Apple announced an update to its Security Bounty program, increasing financial rewards for security researchers. The changes are intended to encourage advanced research into vulnerabilities targeted by sophisticated mercenary spyware that requires no user interaction.
The program’s top award has doubled from $1 million to $2 million for discovering exploit chains achieving goals similar to sophisticated mercenary spyware attacks that require no user interaction. The maximum possible payout can exceed $5 million for identifying more critical vulnerabilities, such as bugs in beta software or methods that bypass Lockdown Mode, an upgraded security architecture in the Safari browser.
Other reward categories also saw increases.
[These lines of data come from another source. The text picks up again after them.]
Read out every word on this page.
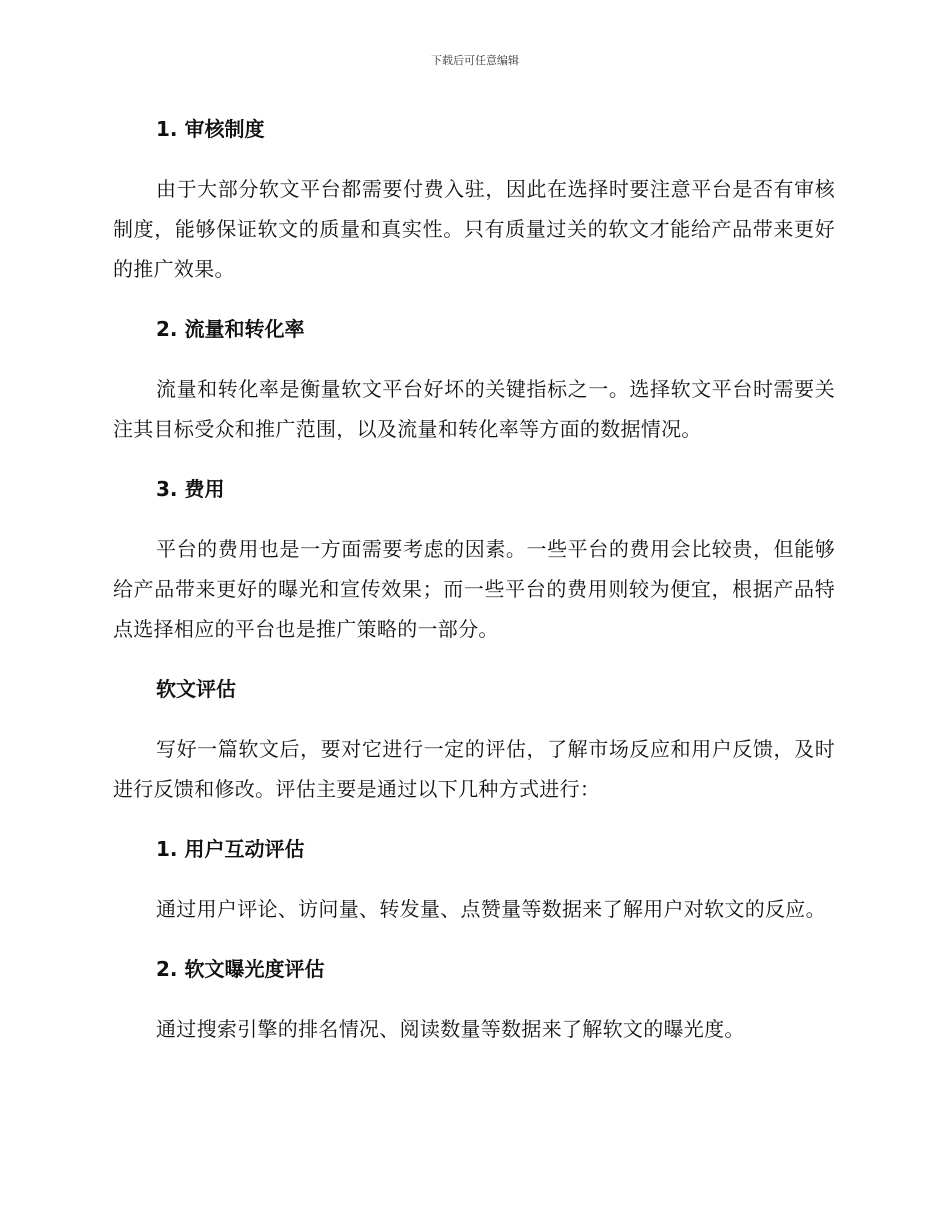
下载后可任意编辑
1. 审核制度

由于大部分软文平台都需要付费入驻，因此在选择时要注意平台是否有审核制度，能够保证软文的质量和真实性。只有质量过关的软文才能给产品带来更好的推广效果。

2. 流量和转化率

流量和转化率是衡量软文平台好坏的关键指标之一。选择软文平台时需要关注其目标受众和推广范围，以及流量和转化率等方面的数据情况。

3. 费用

平台的费用也是一方面需要考虑的因素。一些平台的费用会比较贵，但能够给产品带来更好的曝光和宣传效果；而一些平台的费用则较为便宜，根据产品特点选择相应的平台也是推广策略的一部分。

软文评估

写好一篇软文后，要对它进行一定的评估，了解市场反应和用户反馈，及时进行反馈和修改。评估主要是通过以下几种方式进行：

1. 用户互动评估

通过用户评论、访问量、转发量、点赞量等数据来了解用户对软文的反应。

2. 软文曝光度评估

通过搜索引擎的排名情况、阅读数量等数据来了解软文的曝光度。
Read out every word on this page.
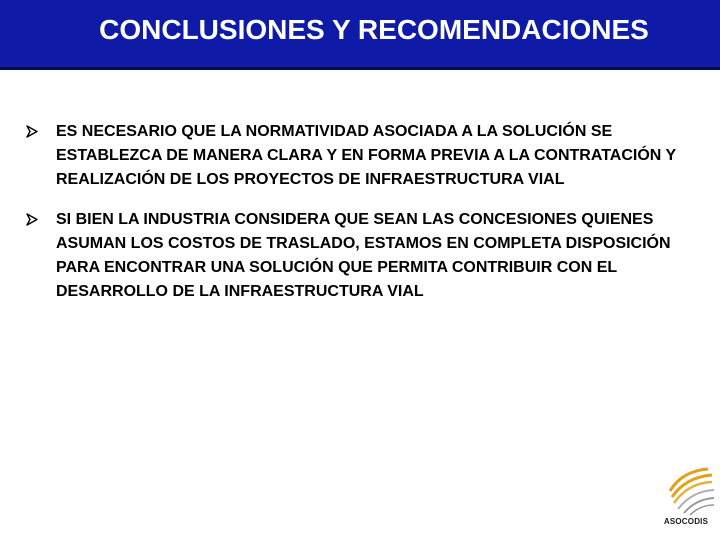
CONCLUSIONES Y RECOMENDACIONES
ES NECESARIO QUE LA NORMATIVIDAD ASOCIADA A LA SOLUCIÓN SE ESTABLEZCA DE MANERA CLARA Y EN FORMA PREVIA A LA CONTRATACIÓN Y REALIZACIÓN DE LOS PROYECTOS DE INFRAESTRUCTURA VIAL
SI BIEN LA INDUSTRIA CONSIDERA QUE SEAN LAS CONCESIONES QUIENES ASUMAN LOS COSTOS DE TRASLADO, ESTAMOS EN COMPLETA DISPOSICIÓN PARA ENCONTRAR UNA SOLUCIÓN QUE PERMITA CONTRIBUIR CON EL DESARROLLO DE LA INFRAESTRUCTURA VIAL
ASOCODIS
The program now offers updated payouts for several types of vulnerability discoveries:
- One-click user interaction: Rewards for exploit chains requiring a single click from the user increased to a maximum of $1 million, up from $250,000.
- Physical proximity attacks: The reward for attacks that necessitate physical proximity to a device was also raised to a ceiling of $1 million, an increase from $250,000.
- Physical access attacks: For attacks requiring physical access to a locked device, the maximum reward has been doubled to $500,000.
- WebContent execution: Researchers who demonstrate chaining WebContent code execution with a sandbox escape are eligible to receive up to $300,000.
Since the program’s introduction and expansion, Apple has awarded over $35 million to more than 800 security researchers, according to Ivan Krstić (via Wired), the company’s VP for security engineering and architecture. While top-dollar payouts are very rare, Apple has made multiple $500,000 payouts.
Apple stated in its announcement that the only system-level iOS attacks observed in the wild have come from mercenary spyware, an attack type historically associated with state actors and typically used to target specific individuals. New security features, including Lockdown Mode and Memory Integrity Enforcement, are designed to make such attacks more difficult by combating memory corruption vulnerabilities. Apple is hoping that updating its bounty program with bigger payouts can “encourage highly advanced research on its most critical attack surfaces despite the increased difficulty.”